Господин Лармина снял очки, протер их уголком кашне и несколько мгновений подержал между большим и указательным пальцем. У него был тик — он выбрасывал вперед правую руку рывками, словно хотел сбросить с нее манжету. Он делал похвальные усилия, стараясь сдержать этот тик или придать ему вид какого-нибудь осмысленного жеста, на что тотчас же обращали внимание даже самые рассеянные наблюдатели.
— Господин Рок добивается чести занять место среди научных сотрудников Института, — продолжал директор. — Хм! А вы этого не знали? Господин Рок, ваш друг, ничего вам об этом не говорил? Любопытно!
Лоран покраснел, потом беззаботно рассмеялся.
— Господин Рок — отличный товарищ и весьма достойный человек, — ответил он. — Он ничего не сказал мне, несомненно, потому, что хотел сначала представить вам свои труды и прошение.
— Действительно, так приличнее, — величественно согласился г-н Лармина. — Не трудитесь провожать меня, господин Паскье.
Всегда опасаясь недостаточного соблюдения строжайшей дисциплины, директор имел обыкновение напоминать подчиненным их обязанности, делая вид, будто освобождает их от этих обязанностей.

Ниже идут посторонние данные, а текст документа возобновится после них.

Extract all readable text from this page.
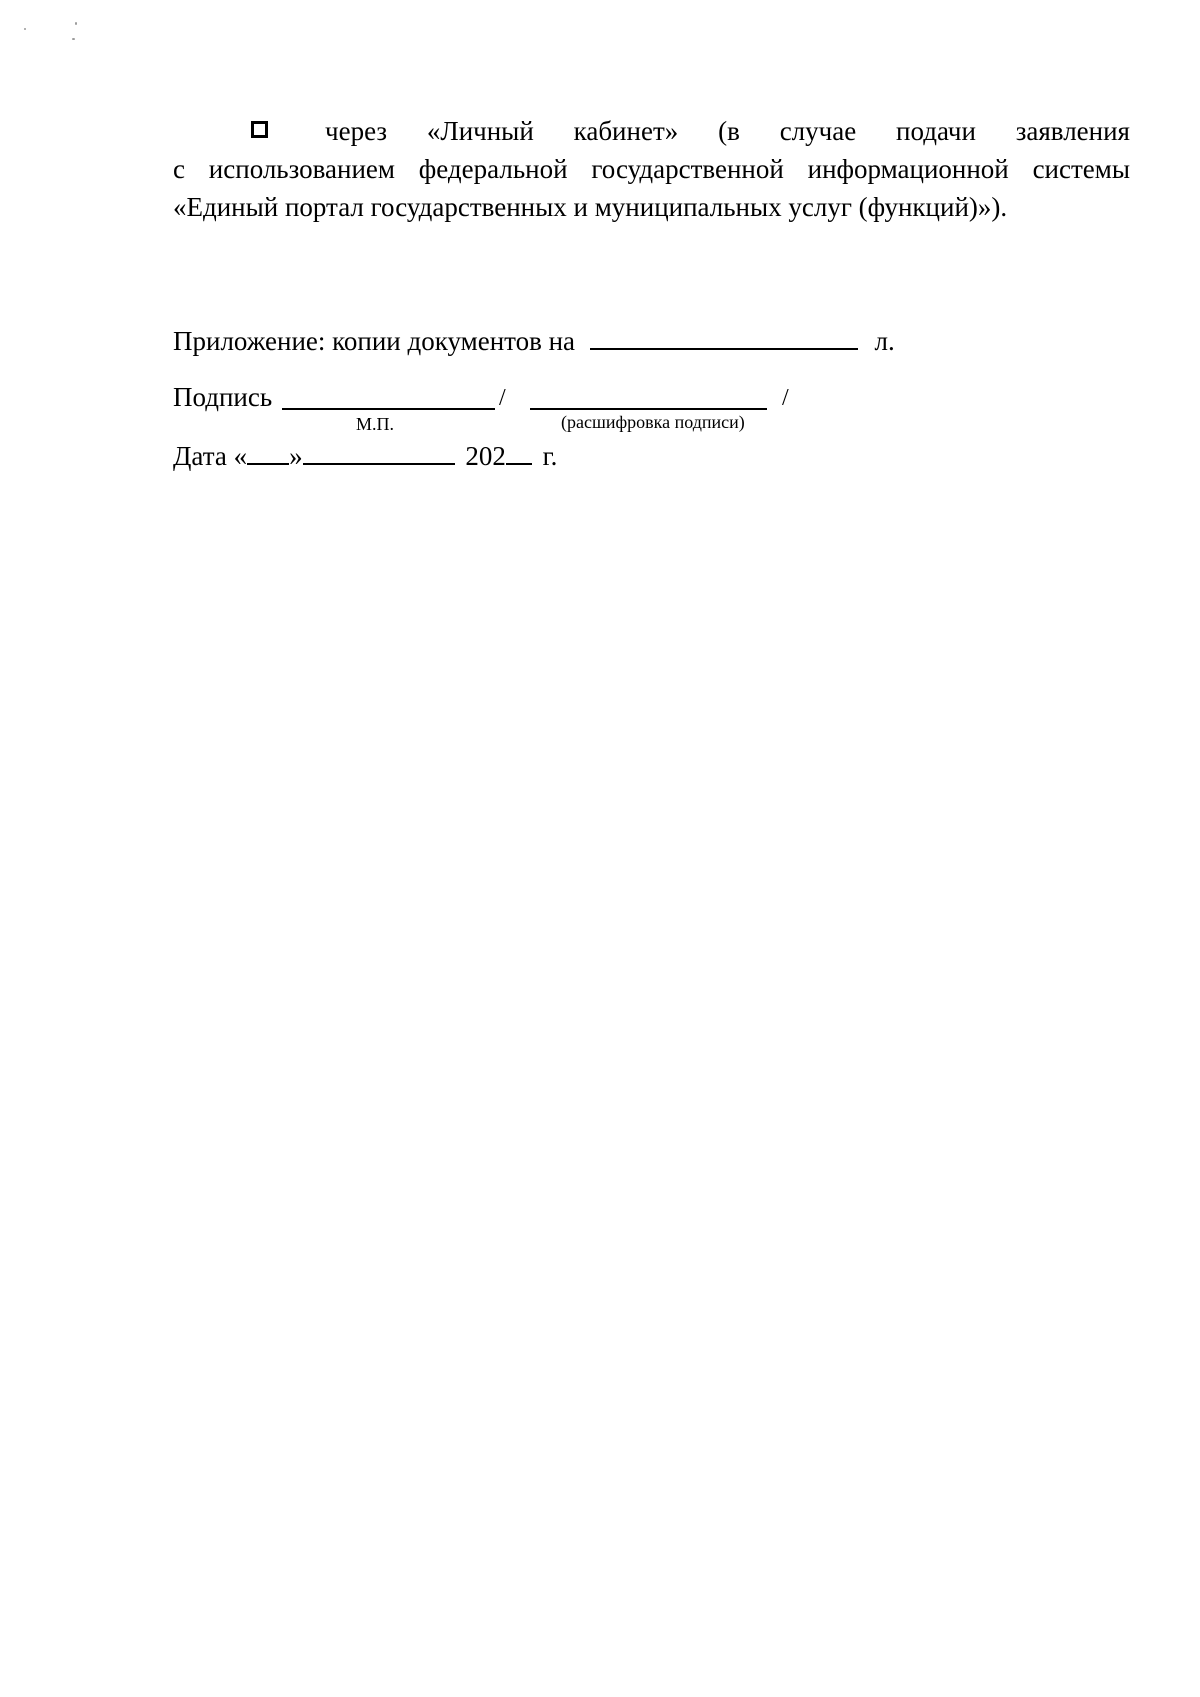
через «Личный кабинет» (в случае подачи заявления
с использованием федеральной государственной информационной системы
«Единый портал государственных и муниципальных услуг (функций)»).
Приложение: копии документов на	л.
Подпись	/	/
М.П.	(расшифровка подписи)
Дата « »	202 г.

Тем, кто недостаточно поспешно снимал перед ним шляпу, он говорил: «Нет, нет, прошу вас, не снимайте шляпу!» Тех, кто продолжал курить в его присутствии, он сразу же начинал уверять, что дым отнюдь не беспокоит его и даже наоборот. Лоран правильно истолковал слова начальника и проводил его до самой двери.
— Новый лаборант явится к вам сегодня ж е , — говорил г-н Лармина, кладя на перила лестницы дряблую руку. — Не забудьте, прошу вас, что мне его горячо рекомендовали.
С минуту молодой человек наблюдал, как на стене лестницы медленно кружится тень старого педанта. Потом он склонился над пустотой, прислушиваясь к звукам, доносившимся снизу; наконец, словно открыв, под влиянием какой-то тайной тревоги, средство более действенное, чем ожидание в темноте, он вернулся в свой рабочий кабинет — крошечную комнатку, заставленную книгами, с окном, выходящим на главную аллею Института. Молодой человек пожал плечами, выказывая таким образом самому себе насмешливое порицание. Решительным шагом направился он к своему месту в лаборатории, сел, нахмурившись, перед микроскопом и принялся рассматривать стеклышки, на которые он время от времени осторожно лил блестящую каплю масла. В этом миг, словно в награду за его благородную решимость, дверь в лабораторию распахнулась, и на пороге появилась девушка.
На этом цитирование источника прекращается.